Dominican Government plans two major, controversial dams
Santo Domingo.- Two major but controversial hydroelectric projects are expected to dominate heated disputes among environmentalists and developers, one of which even led an entire city to shutter its doors in protest in 2002.
President Danilo Medina plans to revisit the project to build a dam at Madrigal (central) at a cost of US$300 million, and would call for tenders next week.
For the studies on the project "Expanding Haina River’s Water Collection" which would solve Greater Santo Domingo’s water supply problem for the next 20 years, the government allocated RD$300 million in the 2013 budget.
Santo Domingo water utility (CAASD) director Alejandro Montas said the dam would supply seven cubic meters per second and would be "a generous aqueduct because it wouldn’t have an electricity cost." He added that the construction includes a treatment plant will solve the problem of the capital’s waste water.
In 1984 the Madrigal project led then president Salvador Jorge Blanco and PRD party colleague and Senate president Jacobo Majluta into a heated confrontation, and which scrapped the hydroelectric.

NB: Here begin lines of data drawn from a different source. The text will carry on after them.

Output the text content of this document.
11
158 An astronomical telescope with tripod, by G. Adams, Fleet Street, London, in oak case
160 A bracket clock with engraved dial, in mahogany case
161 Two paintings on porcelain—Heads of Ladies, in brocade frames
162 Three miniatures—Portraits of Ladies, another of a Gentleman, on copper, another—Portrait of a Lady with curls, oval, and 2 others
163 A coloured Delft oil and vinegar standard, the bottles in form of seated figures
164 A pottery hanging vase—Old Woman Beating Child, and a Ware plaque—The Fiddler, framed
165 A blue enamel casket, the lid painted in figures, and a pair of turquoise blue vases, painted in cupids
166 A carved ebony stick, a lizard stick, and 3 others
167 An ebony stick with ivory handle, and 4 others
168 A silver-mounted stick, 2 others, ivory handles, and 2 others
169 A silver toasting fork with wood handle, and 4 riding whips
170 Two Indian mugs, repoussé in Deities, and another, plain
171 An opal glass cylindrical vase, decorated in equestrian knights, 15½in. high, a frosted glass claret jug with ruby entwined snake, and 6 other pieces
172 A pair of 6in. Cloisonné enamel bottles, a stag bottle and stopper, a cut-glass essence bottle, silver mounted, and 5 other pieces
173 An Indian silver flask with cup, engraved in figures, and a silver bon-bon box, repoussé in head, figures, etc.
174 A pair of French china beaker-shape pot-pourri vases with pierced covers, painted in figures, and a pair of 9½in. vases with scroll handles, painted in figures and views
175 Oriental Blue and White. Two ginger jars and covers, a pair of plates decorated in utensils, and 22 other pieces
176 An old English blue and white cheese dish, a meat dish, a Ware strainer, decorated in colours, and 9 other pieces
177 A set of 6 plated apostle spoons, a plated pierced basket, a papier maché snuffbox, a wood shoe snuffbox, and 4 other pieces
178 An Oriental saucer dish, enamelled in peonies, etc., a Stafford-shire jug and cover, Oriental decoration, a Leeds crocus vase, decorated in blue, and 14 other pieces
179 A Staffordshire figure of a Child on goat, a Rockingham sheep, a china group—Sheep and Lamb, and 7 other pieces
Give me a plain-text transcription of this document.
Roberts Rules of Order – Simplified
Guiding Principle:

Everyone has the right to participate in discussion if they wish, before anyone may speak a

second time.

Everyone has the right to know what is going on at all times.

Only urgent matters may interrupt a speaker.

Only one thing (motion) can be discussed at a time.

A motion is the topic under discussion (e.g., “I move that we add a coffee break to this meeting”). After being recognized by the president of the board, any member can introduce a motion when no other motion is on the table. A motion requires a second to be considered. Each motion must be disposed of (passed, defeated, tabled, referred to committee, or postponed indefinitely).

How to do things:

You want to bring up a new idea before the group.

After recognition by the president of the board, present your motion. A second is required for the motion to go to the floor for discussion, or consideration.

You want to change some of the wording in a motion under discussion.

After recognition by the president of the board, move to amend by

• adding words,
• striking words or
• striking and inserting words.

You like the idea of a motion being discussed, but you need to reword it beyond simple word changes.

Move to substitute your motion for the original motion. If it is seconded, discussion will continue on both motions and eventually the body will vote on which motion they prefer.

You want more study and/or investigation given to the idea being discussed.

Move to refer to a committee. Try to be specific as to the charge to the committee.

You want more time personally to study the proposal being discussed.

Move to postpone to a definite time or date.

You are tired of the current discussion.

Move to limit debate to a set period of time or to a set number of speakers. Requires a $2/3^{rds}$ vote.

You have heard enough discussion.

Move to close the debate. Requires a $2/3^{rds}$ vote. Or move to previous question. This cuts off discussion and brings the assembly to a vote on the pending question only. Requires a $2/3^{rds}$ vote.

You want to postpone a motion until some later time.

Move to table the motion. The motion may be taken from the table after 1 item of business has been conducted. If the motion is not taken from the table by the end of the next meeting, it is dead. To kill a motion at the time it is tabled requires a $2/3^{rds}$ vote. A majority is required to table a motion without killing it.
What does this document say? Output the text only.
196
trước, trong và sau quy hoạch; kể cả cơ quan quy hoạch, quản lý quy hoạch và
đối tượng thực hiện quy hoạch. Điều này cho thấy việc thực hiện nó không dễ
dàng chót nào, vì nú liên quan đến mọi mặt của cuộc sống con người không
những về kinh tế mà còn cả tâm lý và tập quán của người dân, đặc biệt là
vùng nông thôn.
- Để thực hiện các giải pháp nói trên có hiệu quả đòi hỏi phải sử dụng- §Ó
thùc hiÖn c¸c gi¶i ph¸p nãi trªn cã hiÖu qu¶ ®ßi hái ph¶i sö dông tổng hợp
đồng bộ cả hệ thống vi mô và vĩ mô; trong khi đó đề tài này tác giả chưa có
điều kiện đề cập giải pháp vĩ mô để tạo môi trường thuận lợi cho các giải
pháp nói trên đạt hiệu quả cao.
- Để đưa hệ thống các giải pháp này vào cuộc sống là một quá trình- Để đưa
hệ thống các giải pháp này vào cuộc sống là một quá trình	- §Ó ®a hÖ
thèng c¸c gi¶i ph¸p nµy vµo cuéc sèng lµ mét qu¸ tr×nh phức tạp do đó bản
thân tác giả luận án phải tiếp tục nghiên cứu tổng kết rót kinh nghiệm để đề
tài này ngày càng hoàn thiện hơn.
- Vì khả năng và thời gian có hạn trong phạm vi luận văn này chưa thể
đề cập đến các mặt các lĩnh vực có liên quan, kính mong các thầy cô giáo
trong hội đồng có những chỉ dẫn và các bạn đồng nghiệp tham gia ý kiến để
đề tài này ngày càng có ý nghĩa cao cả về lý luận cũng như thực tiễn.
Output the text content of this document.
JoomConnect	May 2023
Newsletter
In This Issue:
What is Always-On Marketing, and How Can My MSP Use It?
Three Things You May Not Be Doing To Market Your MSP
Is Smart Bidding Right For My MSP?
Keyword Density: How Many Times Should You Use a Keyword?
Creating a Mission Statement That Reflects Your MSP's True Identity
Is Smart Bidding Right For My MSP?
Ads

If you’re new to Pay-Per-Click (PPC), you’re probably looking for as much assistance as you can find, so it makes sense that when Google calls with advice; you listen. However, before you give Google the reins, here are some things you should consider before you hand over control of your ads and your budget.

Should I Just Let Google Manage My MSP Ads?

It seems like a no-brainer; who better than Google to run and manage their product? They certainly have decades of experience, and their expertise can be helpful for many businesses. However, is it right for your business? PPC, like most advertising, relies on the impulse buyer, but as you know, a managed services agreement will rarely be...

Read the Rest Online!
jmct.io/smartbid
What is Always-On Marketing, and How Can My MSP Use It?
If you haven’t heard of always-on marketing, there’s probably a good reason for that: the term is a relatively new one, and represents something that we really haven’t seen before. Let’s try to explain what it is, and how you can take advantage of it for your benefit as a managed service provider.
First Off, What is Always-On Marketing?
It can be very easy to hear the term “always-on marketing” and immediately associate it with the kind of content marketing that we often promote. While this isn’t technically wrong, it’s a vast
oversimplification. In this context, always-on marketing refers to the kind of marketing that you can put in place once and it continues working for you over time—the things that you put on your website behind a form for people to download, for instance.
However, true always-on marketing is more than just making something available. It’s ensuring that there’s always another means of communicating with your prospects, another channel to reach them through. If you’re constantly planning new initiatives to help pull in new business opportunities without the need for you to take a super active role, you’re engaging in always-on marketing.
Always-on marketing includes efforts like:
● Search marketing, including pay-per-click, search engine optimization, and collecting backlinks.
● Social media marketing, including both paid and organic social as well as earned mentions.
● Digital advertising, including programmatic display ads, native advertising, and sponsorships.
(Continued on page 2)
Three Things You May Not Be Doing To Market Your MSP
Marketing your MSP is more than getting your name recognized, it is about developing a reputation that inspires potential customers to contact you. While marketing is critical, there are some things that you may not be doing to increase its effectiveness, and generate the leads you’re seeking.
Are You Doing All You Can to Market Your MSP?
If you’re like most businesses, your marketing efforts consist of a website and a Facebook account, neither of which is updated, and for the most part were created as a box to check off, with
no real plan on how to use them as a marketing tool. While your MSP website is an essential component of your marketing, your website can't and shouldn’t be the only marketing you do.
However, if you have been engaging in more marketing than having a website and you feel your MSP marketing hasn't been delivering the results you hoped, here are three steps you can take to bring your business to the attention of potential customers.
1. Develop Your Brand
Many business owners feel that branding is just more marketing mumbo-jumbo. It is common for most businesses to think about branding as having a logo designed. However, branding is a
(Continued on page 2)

In Jarabacoa, La Vega meanwhile, the representatives of numerous organizations gathered in the City Council and decided to start a struggle plan to prevent the rerouting of the North Yaque River to pave the way to build the hydroelectric dam Bejucal-Manabao-Tavera, which in 2002 spurred the entire mountain city to shutter its doors in protest.
According to the survey conducted in the area, the river’s course would be rerouted at the entrance at the village Los Dajaos, through a tunnel of around six kilometers to the village Manabao.’’
According to diariolibre.com.do, technicians working on the hydroelectric project are already staying in hotels and homes of Jarabacoa.
During the session, the City Council issued a resolution to ban rerouting the Yaque, which in its view would jeopardize tourism, agriculture, livestock, and the environment, in addition to lowering property values in tourism real estate.